Can you say a bit more about what kind of information is being shared?

In consultation with the Foundation and a range of nonprofit organizations, the Charting Impact partners designed the questions to lend themselves to substantive answers. They aren’t worded as “tell a story” or “describe the problem.” They’re designed to elicit specific steps that will be taken to solve the problem and ways to measure progress. We’re seeking descriptions of the change an organization is trying to create in the world and how it intends to create it. The project also is providing a series of concrete examples—including one from the Hewlett Foundation explaining its own work—that will serve as models.

The directions do not set extremely strict word limits, but the idea is for people to answer these questions in a total of about two pages that can explain the social change their organization is trying to accomplish. In the long run, this could lay the groundwork for a common application in philanthropy, much like the common application for university admission.

How will the information be shared?

That’s GuideStar’s part of the work. It’s hosting ChartingImpact.org, where the information will be gathered and shared. Other organizations, potential donors, and members of the public all will be able to see how the organizations have answered these questions both to shape their own work, in the case of nonprofits, and to make charitable decisions, in the case of donors.

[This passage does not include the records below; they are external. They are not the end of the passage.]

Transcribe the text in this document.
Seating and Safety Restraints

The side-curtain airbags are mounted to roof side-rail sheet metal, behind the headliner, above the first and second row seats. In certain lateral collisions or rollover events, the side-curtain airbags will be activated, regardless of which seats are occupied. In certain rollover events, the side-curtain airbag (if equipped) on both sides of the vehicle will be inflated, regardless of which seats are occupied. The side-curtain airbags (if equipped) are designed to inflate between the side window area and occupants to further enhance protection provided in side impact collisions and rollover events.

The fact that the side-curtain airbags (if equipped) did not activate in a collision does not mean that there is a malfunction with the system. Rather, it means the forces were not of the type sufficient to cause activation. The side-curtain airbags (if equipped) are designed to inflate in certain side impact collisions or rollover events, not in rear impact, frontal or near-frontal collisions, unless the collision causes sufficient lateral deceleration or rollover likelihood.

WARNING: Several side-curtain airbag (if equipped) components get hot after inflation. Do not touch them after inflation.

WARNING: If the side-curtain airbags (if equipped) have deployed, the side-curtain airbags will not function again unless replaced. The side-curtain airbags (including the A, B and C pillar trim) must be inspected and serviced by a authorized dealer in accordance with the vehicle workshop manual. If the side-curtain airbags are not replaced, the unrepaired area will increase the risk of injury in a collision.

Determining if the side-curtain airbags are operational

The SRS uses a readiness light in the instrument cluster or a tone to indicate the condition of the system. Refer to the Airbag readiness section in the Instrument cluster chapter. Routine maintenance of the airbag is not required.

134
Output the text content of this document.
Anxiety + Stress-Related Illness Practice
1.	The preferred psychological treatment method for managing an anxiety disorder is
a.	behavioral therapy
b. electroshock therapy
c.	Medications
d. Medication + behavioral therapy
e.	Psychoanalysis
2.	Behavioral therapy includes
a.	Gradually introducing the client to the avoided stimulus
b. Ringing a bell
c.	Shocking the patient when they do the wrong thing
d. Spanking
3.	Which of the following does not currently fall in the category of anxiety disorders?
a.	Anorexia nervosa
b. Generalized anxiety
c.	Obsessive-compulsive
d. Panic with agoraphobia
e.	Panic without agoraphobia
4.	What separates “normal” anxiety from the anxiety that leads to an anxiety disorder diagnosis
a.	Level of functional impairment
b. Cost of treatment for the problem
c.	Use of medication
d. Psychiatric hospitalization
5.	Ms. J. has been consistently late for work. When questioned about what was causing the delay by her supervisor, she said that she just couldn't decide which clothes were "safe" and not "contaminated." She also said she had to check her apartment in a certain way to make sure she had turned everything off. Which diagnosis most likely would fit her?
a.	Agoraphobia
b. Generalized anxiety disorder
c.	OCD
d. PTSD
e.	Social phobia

How will the project assure that the organizations act in accordance with the answers they give?

The public’s ability to openly comment on the GuideStar site, as they do on online rating sites like Yelp, will be one mechanism that will help. And simply sharing information with the public will, in itself, informally enforce an organization to act in the way it has promised.

Why wouldn’t a nonprofit committed to a cause already be attempting to answer these questions?

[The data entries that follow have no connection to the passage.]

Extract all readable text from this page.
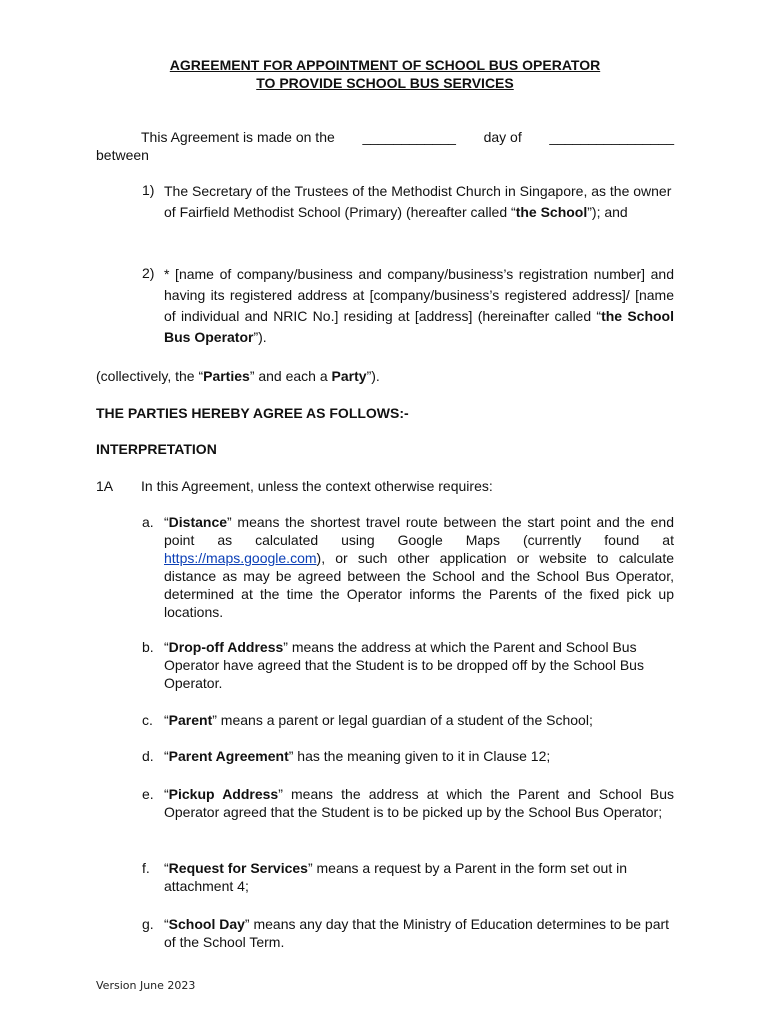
AGREEMENT FOR APPOINTMENT OF SCHOOL BUS OPERATOR
TO PROVIDE SCHOOL BUS SERVICES
This Agreement is made on the ____________ day of ________________
between
1) The Secretary of the Trustees of the Methodist Church in Singapore, as the owner of Fairfield Methodist School (Primary) (hereafter called “the School”); and
2) * [name of company/business and company/business’s registration number] and having its registered address at [company/business’s registered address]/ [name of individual and NRIC No.] residing at [address] (hereinafter called “the School Bus Operator”).
(collectively, the “Parties” and each a Party”).
THE PARTIES HEREBY AGREE AS FOLLOWS:-
INTERPRETATION
1A In this Agreement, unless the context otherwise requires:
a. “Distance” means the shortest travel route between the start point and the end point as calculated using Google Maps (currently found at https://maps.google.com), or such other application or website to calculate distance as may be agreed between the School and the School Bus Operator, determined at the time the Operator informs the Parents of the fixed pick up locations.
b. “Drop-off Address” means the address at which the Parent and School Bus Operator have agreed that the Student is to be dropped off by the School Bus Operator.
c. “Parent” means a parent or legal guardian of a student of the School;
d. “Parent Agreement” has the meaning given to it in Clause 12;
e. “Pickup Address” means the address at which the Parent and School Bus Operator agreed that the Student is to be picked up by the School Bus Operator;
f. “Request for Services” means a request by a Parent in the form set out in attachment 4;
g. “School Day” means any day that the Ministry of Education determines to be part of the School Term.
Version June 2023
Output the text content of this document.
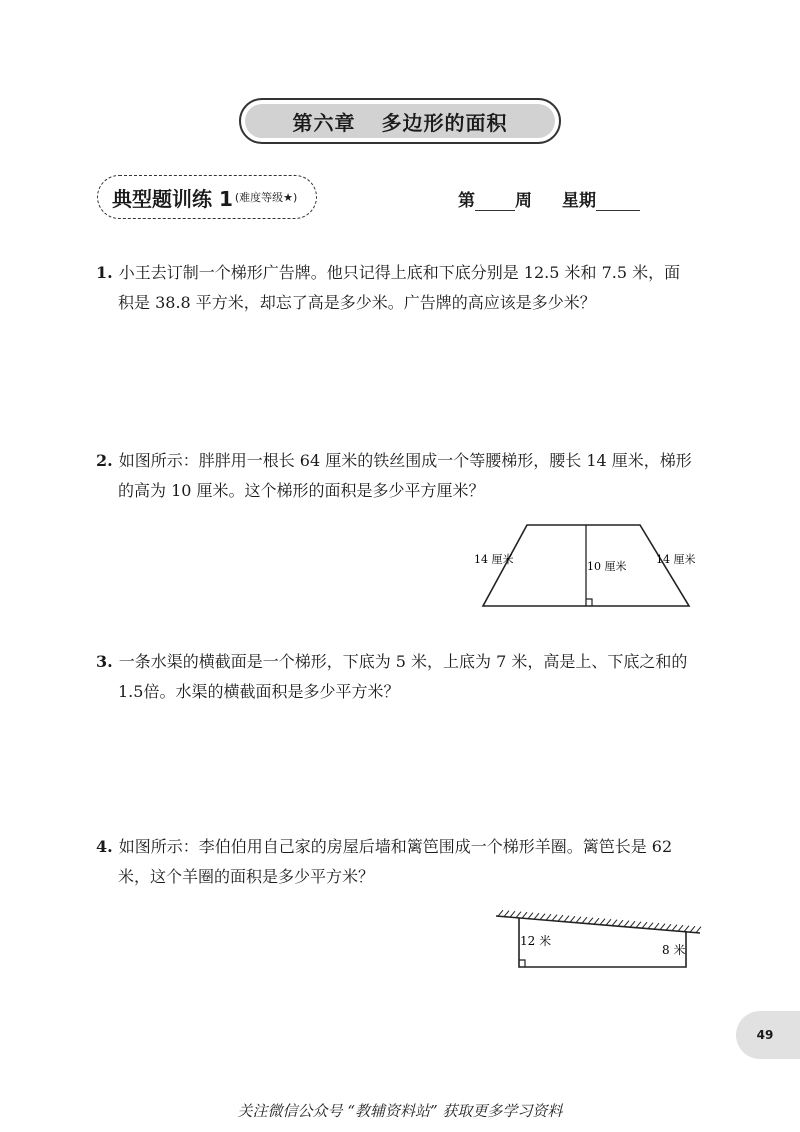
第六章 多边形的面积
典型题训练 1 (难度等级★)	第 周 星期
1. 小王去订制一个梯形广告牌。他只记得上底和下底分别是 12.5 米和 7.5 米，面
积是 38.8 平方米，却忘了高是多少米。广告牌的高应该是多少米？
2. 如图所示：胖胖用一根长 64 厘米的铁丝围成一个等腰梯形，腰长 14 厘米，梯形
的高为 10 厘米。这个梯形的面积是多少平方厘米？
14 厘米
10 厘米
14 厘米
3. 一条水渠的横截面是一个梯形，下底为 5 米，上底为 7 米，高是上、下底之和的
1.5倍。水渠的横截面积是多少平方米？
4. 如图所示：李伯伯用自己家的房屋后墙和篱笆围成一个梯形羊圈。篱笆长是 62
米，这个羊圈的面积是多少平方米？
12 米
8 米
49
关注微信公众号 “教辅资料站” 获取更多学习资料
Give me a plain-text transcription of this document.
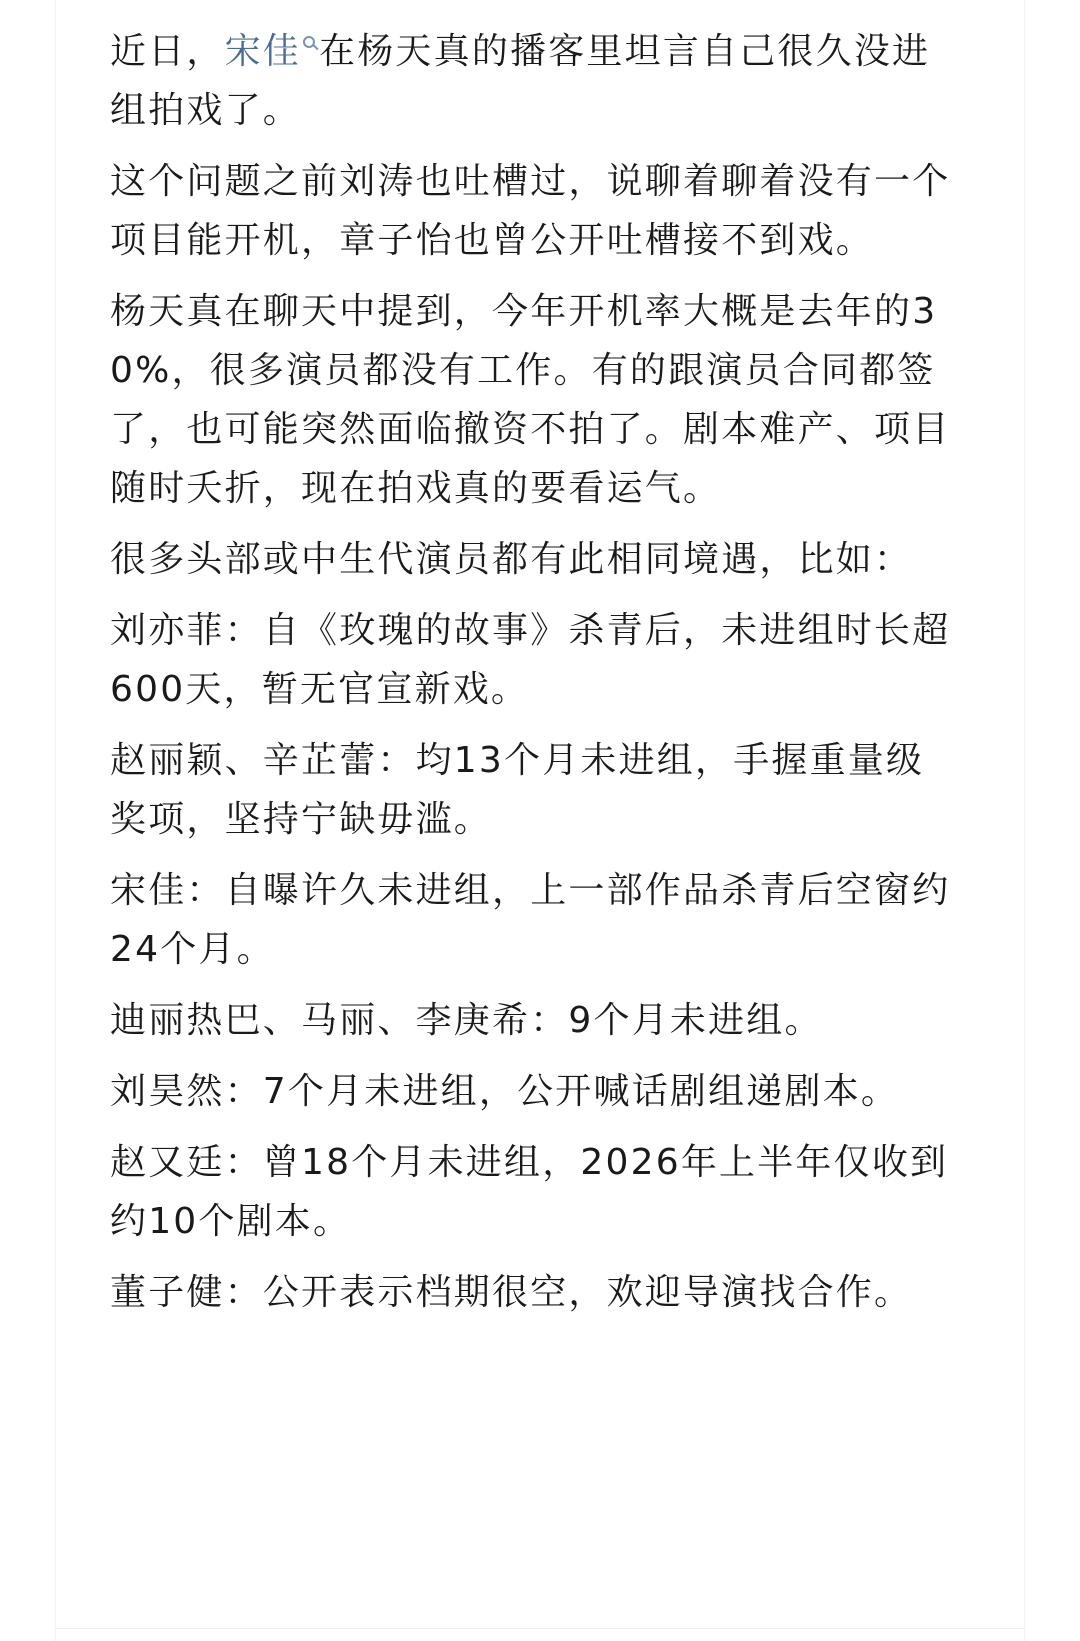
近日，宋佳 在杨天真的播客里坦言自己很久没进组拍戏了。

这个问题之前刘涛也吐槽过，说聊着聊着没有一个项目能开机，章子怡也曾公开吐槽接不到戏。

杨天真在聊天中提到，今年开机率大概是去年的30%，很多演员都没有工作。有的跟演员合同都签了，也可能突然面临撤资不拍了。剧本难产、项目随时夭折，现在拍戏真的要看运气。

很多头部或中生代演员都有此相同境遇，比如：

刘亦菲：自《玫瑰的故事》杀青后，未进组时长超600天，暂无官宣新戏。

赵丽颖、辛芷蕾：均13个月未进组，手握重量级奖项，坚持宁缺毋滥。

宋佳：自曝许久未进组，上一部作品杀青后空窗约24个月。

迪丽热巴、马丽、李庚希：9个月未进组。

刘昊然：7个月未进组，公开喊话剧组递剧本。

赵又廷：曾18个月未进组，2026年上半年仅收到约10个剧本。

董子健：公开表示档期很空，欢迎导演找合作。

Some of them are. Many organizations are clear about their strategies and do have a way of knowing if they’re making progress. I can speculate why others don’t. A big reason is that the signals sent to the nonprofit sector are about the quality of their fundraising, rather than the quality of their work. In the for-profit world, if your product isn’t selling, you know you need to change something. That’s not really true in the same way in the nonprofit world. There, it’s much harder to measure progress.

Charting Impact is partly about measurement, but it’s fundamentally about clarity and standardization to encourage more useful conversations about the work.

What possible standards do you envision across the nonprofit world?

The IRS has helped standardize how nonprofits report their finances. And that has led to innovations, some positive and some negative. Charting Impact will help standardize how nonprofits express their work in narrative form.

And then, on particular social problems, there’s emerging standardization about what metrics to track. That’s not happening sectorwide, but within individual fields.

So, for example, an organization like the ClimateWorks Foundation, which is working to reduce the increase in greenhouse gases, measures how many tons of carbon dioxide can be avoided by having government and industry change their behaviors. It has a single measurement that its entire network can track—which enables it to have more productive conversations about how to make further progress. That sort of standardization can happen only with respect to a specific problem being tackled.

How will Charting Impact encourage more money to flow to the most effective organizations?

We don’t think the project will radically change the behavior of donors in the short term. This is one piece of a puzzle. We’re working to build an entire nonprofit marketplace that has a meaningful supply of information about nonprofits, ways to easily access that information, and demand for the information on the part of potential donors—whether they’re wealthy individuals, family foundations, or large general foundations. We think that with all these in place, you can change donor behavior.

Our hope is that, over the next five years, it becomes standard practice in the nonprofit world to share the kind of information that Charting Impact seeks.